Crudly : You are very very young, a catholic would tell you that since you have a child you are not meant to me a nun honey, married people have more sex than celibate, it's a given.
Look at me straight in the eyes and tell me you are preparing yourself for 70 to 80 years of celibacy, not even in the name of Jesus, or because you are a bouddhist.
Peacefully prepare yourself for bliss, it takes a few years. You are already very mature : You are absolutely right not to want to give your diamonds to pigs. I've been in your shoes. I will say this much. And don't give the hard shoulder to a fine guy because there will be others coming down the line, I have seen numerous women in their 40, 50 sixties who privately DEEPLY regret their previous choices. If there is nothing wrong with him, there is nothing wrong with him, just travel together don't make babies right away. Get your education on track, this is one deep regret out of the way.

September2018 · 21/07/2018 16:04

As soon as a potential date pisses me off that's it.

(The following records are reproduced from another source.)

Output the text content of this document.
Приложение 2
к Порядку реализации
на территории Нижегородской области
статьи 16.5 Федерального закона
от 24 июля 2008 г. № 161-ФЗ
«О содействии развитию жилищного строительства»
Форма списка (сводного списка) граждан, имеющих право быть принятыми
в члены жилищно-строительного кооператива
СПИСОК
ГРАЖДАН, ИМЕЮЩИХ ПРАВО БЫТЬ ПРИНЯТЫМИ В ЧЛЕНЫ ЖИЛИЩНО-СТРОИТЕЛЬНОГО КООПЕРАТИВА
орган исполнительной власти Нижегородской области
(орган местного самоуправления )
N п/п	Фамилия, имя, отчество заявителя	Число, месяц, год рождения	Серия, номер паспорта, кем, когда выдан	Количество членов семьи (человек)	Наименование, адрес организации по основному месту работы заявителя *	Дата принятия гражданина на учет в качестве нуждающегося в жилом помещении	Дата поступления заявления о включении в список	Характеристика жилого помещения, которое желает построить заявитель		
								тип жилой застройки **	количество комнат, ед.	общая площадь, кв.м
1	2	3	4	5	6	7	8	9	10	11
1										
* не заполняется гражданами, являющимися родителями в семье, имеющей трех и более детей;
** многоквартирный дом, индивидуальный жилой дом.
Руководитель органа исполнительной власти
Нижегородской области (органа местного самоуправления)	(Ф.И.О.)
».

This made me laugh Grin. I know that if I meet someone in the future and I fall for him, we will have arguments. The key is to look for how he handles that argument. Will he shout, call me names, making me feel worthless and small, or will he talk about it in a calm way. Maybe raised voice (we're all human) but no name calling or abuse.

I read a thread on a here a while ago and this stood out for me. " even when he's angry he still treats me nice". Thats what I'm looking for.